The following is a featured essay in the current edition of Modern Age (50:01, Winter 2008).

Religious Evidence of Conscience

Natural religion is the common inheritance of the human race and Newman masterfully explicates its general tendencies in the tenth chapter; he deals with the issue of supernatural religious belief by assuming a “natural” or easeful transition between natural and supernatural knowledge. Rather than introducing a new set of principles when proceeding to explain the apprehension or inference of revealed religious beliefs, he merely intensifies the principles which he has previously introduced to explain and justify the beliefs of natural religion. In this way there is a ready passage from the natural to the supernatural (a term which Newman revealingly does not use in this context) on the epistemological and inferentially on the ontological level.

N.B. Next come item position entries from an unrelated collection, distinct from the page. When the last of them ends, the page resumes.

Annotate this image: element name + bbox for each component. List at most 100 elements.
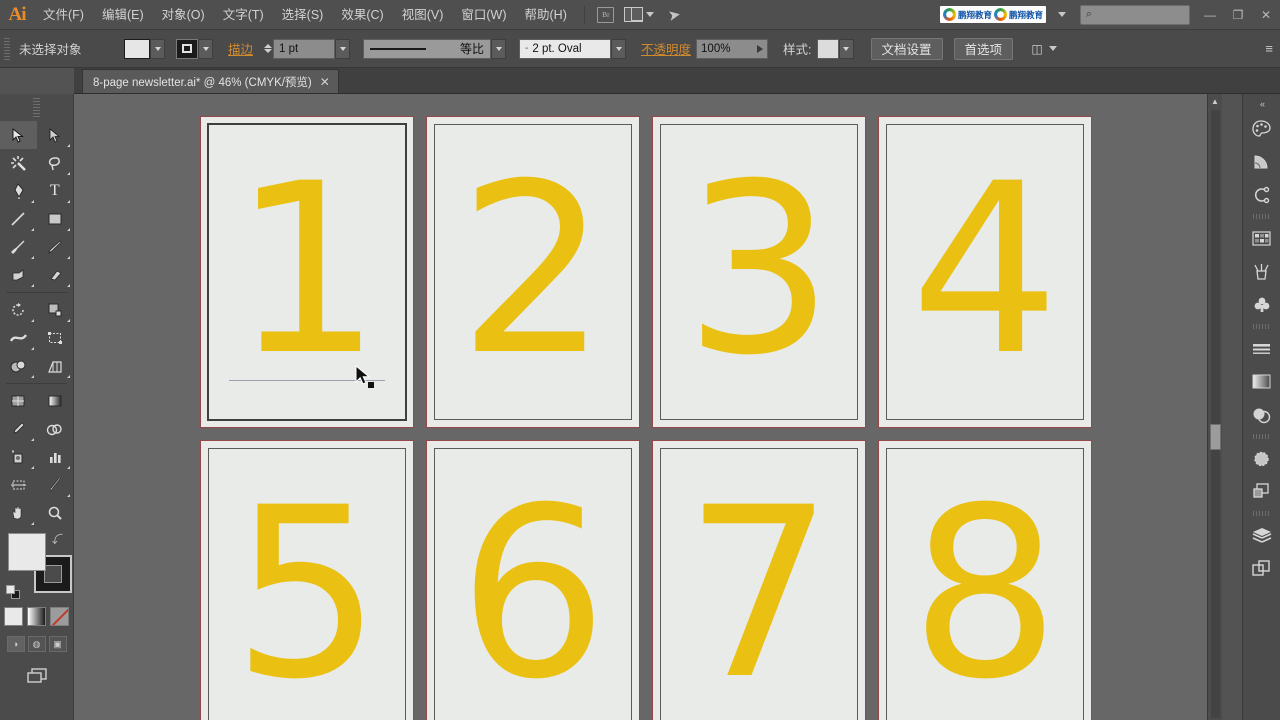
style-dropdown[interactable] xyxy=(838,38,854,59)
menu-item-help[interactable]: 帮助(H) xyxy=(516,0,576,30)
appearance-panel-icon[interactable] xyxy=(1243,442,1280,475)
zoom-tool[interactable] xyxy=(37,499,74,527)
gradient-mode-button[interactable] xyxy=(27,607,46,626)
artboards-panel-icon[interactable] xyxy=(1243,552,1280,585)
shape-builder-tool[interactable] xyxy=(0,352,37,380)
paintbrush-tool[interactable] xyxy=(0,233,37,261)
artboard-3-number[interactable]: 3 xyxy=(684,153,834,388)
draw-inside-button[interactable]: ▣ xyxy=(48,636,67,652)
preferences-button[interactable]: 首选项 xyxy=(953,37,1014,60)
bridge-icon[interactable]: Br xyxy=(593,4,619,26)
artboard-5[interactable]: 5 xyxy=(200,440,414,720)
menu-item-edit[interactable]: 编辑(E) xyxy=(93,0,153,30)
width-profile-field[interactable]: 等比 xyxy=(363,38,492,59)
type-tool[interactable]: T xyxy=(37,177,74,205)
hand-tool[interactable] xyxy=(0,499,37,527)
perspective-grid-tool[interactable] xyxy=(37,352,74,380)
artboard-1-number[interactable]: 1 xyxy=(232,153,382,388)
artboard-8[interactable]: 8 xyxy=(878,440,1092,720)
opacity-field[interactable]: 100% xyxy=(696,38,769,59)
artboard-tool[interactable] xyxy=(0,471,37,499)
search-input[interactable] xyxy=(1096,8,1184,21)
artboard-6-number[interactable]: 6 xyxy=(458,477,608,712)
brush-field[interactable]: - 2 pt. Oval xyxy=(519,38,612,59)
selection-tool[interactable] xyxy=(0,121,37,149)
document-setup-button[interactable]: 文档设置 xyxy=(870,37,943,60)
graphic-style-control[interactable] xyxy=(816,38,854,59)
minimize-button[interactable]: — xyxy=(1196,2,1224,28)
opacity-label[interactable]: 不透明度 xyxy=(641,39,691,58)
gradient-tool[interactable] xyxy=(37,387,74,415)
line-segment-tool[interactable] xyxy=(0,205,37,233)
brushes-panel-icon[interactable] xyxy=(1243,255,1280,288)
opacity-flyout-icon[interactable] xyxy=(757,44,764,53)
stroke-swatch[interactable] xyxy=(176,38,198,59)
gradient-panel-icon[interactable] xyxy=(1243,365,1280,398)
vertical-scrollbar[interactable]: ▲ xyxy=(1207,94,1222,720)
brush-dropdown[interactable] xyxy=(611,38,627,59)
close-icon[interactable]: ✕ xyxy=(320,76,330,88)
direct-selection-tool[interactable] xyxy=(37,121,74,149)
none-mode-button[interactable] xyxy=(50,607,69,626)
stroke-weight-dropdown[interactable] xyxy=(335,38,351,59)
artboard-5-number[interactable]: 5 xyxy=(232,477,382,712)
menu-item-window[interactable]: 窗口(W) xyxy=(452,0,515,30)
mesh-tool[interactable] xyxy=(0,387,37,415)
search-box[interactable]: ⌕ xyxy=(1080,4,1190,25)
layers-panel-icon[interactable] xyxy=(1243,519,1280,552)
kuler-panel-icon[interactable] xyxy=(1243,178,1280,211)
style-swatch[interactable] xyxy=(816,38,839,59)
maximize-button[interactable]: ❐ xyxy=(1224,2,1252,28)
variable-width-profile-control[interactable]: 等比 xyxy=(363,38,507,59)
control-bar-grip[interactable] xyxy=(4,37,10,60)
menu-item-file[interactable]: 文件(F) xyxy=(34,0,93,30)
fill-color-swatch[interactable] xyxy=(8,533,46,571)
document-tab[interactable]: 8-page newsletter.ai* @ 46% (CMYK/预览) ✕ xyxy=(82,69,339,93)
eyedropper-tool[interactable] xyxy=(0,415,37,443)
rotate-tool[interactable] xyxy=(0,296,37,324)
swap-fill-stroke-icon[interactable]: ⤵ xyxy=(52,531,63,547)
symbols-panel-icon[interactable] xyxy=(1243,288,1280,321)
draw-normal-button[interactable]: ◑ xyxy=(6,636,25,652)
width-profile-dropdown[interactable] xyxy=(491,38,507,59)
graphic-styles-panel-icon[interactable] xyxy=(1243,475,1280,508)
screen-mode-button[interactable] xyxy=(0,666,73,686)
blend-tool[interactable] xyxy=(37,415,74,443)
artboard-4-number[interactable]: 4 xyxy=(910,153,1060,388)
magic-wand-tool[interactable] xyxy=(0,149,37,177)
scrollbar-track[interactable] xyxy=(1211,110,1220,718)
expand-panels-icon[interactable]: « xyxy=(1243,96,1280,112)
scrollbar-thumb[interactable] xyxy=(1210,424,1221,450)
fill-dropdown-button[interactable] xyxy=(150,38,165,59)
artboard-2[interactable]: 2 xyxy=(426,116,640,428)
scroll-up-icon[interactable]: ▲ xyxy=(1208,94,1222,108)
menu-item-type[interactable]: 文字(T) xyxy=(214,0,273,30)
artboard-8-number[interactable]: 8 xyxy=(910,477,1060,712)
tools-panel-grip[interactable] xyxy=(33,98,40,118)
stroke-dropdown-button[interactable] xyxy=(198,38,213,59)
default-fill-stroke-icon[interactable] xyxy=(6,585,20,599)
scale-tool[interactable] xyxy=(37,296,74,324)
width-tool[interactable] xyxy=(0,324,37,352)
control-panel-menu-icon[interactable]: ≡ xyxy=(1265,41,1273,56)
align-control[interactable]: ◫ xyxy=(1028,41,1058,57)
stroke-weight-control[interactable]: 1 pt xyxy=(264,38,351,59)
artboard-1[interactable]: 1 xyxy=(200,116,414,428)
stroke-weight-stepper[interactable] xyxy=(264,44,273,53)
document-canvas[interactable]: 1 2 3 4 5 6 7 8 ▲ xyxy=(74,94,1222,720)
blob-brush-tool[interactable] xyxy=(0,261,37,289)
color-panel-icon[interactable] xyxy=(1243,112,1280,145)
close-button[interactable]: ✕ xyxy=(1252,2,1280,28)
draw-behind-button[interactable]: ◍ xyxy=(27,636,46,652)
pen-tool[interactable] xyxy=(0,177,37,205)
artboard-3[interactable]: 3 xyxy=(652,116,866,428)
swatches-panel-icon[interactable] xyxy=(1243,222,1280,255)
color-mode-button[interactable] xyxy=(4,607,23,626)
artboard-6[interactable]: 6 xyxy=(426,440,640,720)
symbol-sprayer-tool[interactable] xyxy=(0,443,37,471)
menu-item-effect[interactable]: 效果(C) xyxy=(332,0,392,30)
pencil-tool[interactable] xyxy=(37,233,74,261)
artboard-2-number[interactable]: 2 xyxy=(458,153,608,388)
artboard-7[interactable]: 7 xyxy=(652,440,866,720)
rectangle-tool[interactable] xyxy=(37,205,74,233)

For Newman the physical universe is an image and veil for the supernatural universe and the separation between the two is the result of the deficiencies of human moral perception. It is true that a new principle is introduced to explain revealed religious belief in Part II, namely the Illative Sense; as Newman systematically points out, however, the Illative Sense is operative in all kinds of human knowledge including science, politics, literary criticism, as well as religion. The Illative Sense is not an element that only applies to religious belief, and is an intensification and development of Newman’s use of probability to explain how we reason to the truth of significant propositions and is not necessarily to be understood as a separate faculty of the human intellect.

The most important element of transition between natural and revealed religion is not the Illative Sense, but rather the conscience as explained in the fifth and tenth chapters of the Grammar since in those places it becomes apparent that conscience is at the center of Newman’s religious philosophy. Newman once said (during the Ultramontanist controversy) that he would raise a toast to the Pope, but to conscience first. This statement apparently has been taken as a defense of self-expression in the contemporary manner as an exaggerated statement of one’s own importance, or a derogation of received tradition as the standard of religious truth. Neither of these inferences is true for Newman and in order to judge his actual ideas about conscience, two points may be made.

First, conscience for Newman is the moral organ by which a person knows God and knows Him not as the notional conclusion to an argument, but with a real assent and apprehension of His reality. In this way, Newman solves the problem that faces empiricist philosophy of justifying the immediate and automatic apprehension that our internal sensations refer to an external reality. “How do we know that we know?” is the pertinacious problem of modern Western philosophy and neither the rationalist Descartes nor the British empiricists succeeded in solving this problem from within the confines of their starting point, i.e., by describing human knowledge. The only way to break the circle of self-analysis is by looking at knowledge from the outside, so to speak, not as an internal process but as a holistic relationship between the knower utilizing his senses and intellect, and the reality which is known.

Newman breaks the circle by describing conscience as the representative of the voice of the true God within our psyches. While this solution may seem circular, it may also be said to correspond to the way in which contemporary scientists studying cognition do not worry whether the rods and cones in their own eyes are giving them a false sense of the reality of the rods and cones they observe in experimental subjects. It is the difference between the approaches taken by the academic philosopher and formal logician versus that of the empirical researcher and religious believer. For Newman, to have certainty that we know God is itself the evidence that we do in fact know Him. “Thus conscience is a connecting principle between the creature and his Creator, and the firmest hold of theological truths is gained by habits of personal religion.”Newman celebrates conscience because he understands that it is the means by which we attain certain knowledge of the reality of God, real and not notional apprehension to use his terminology.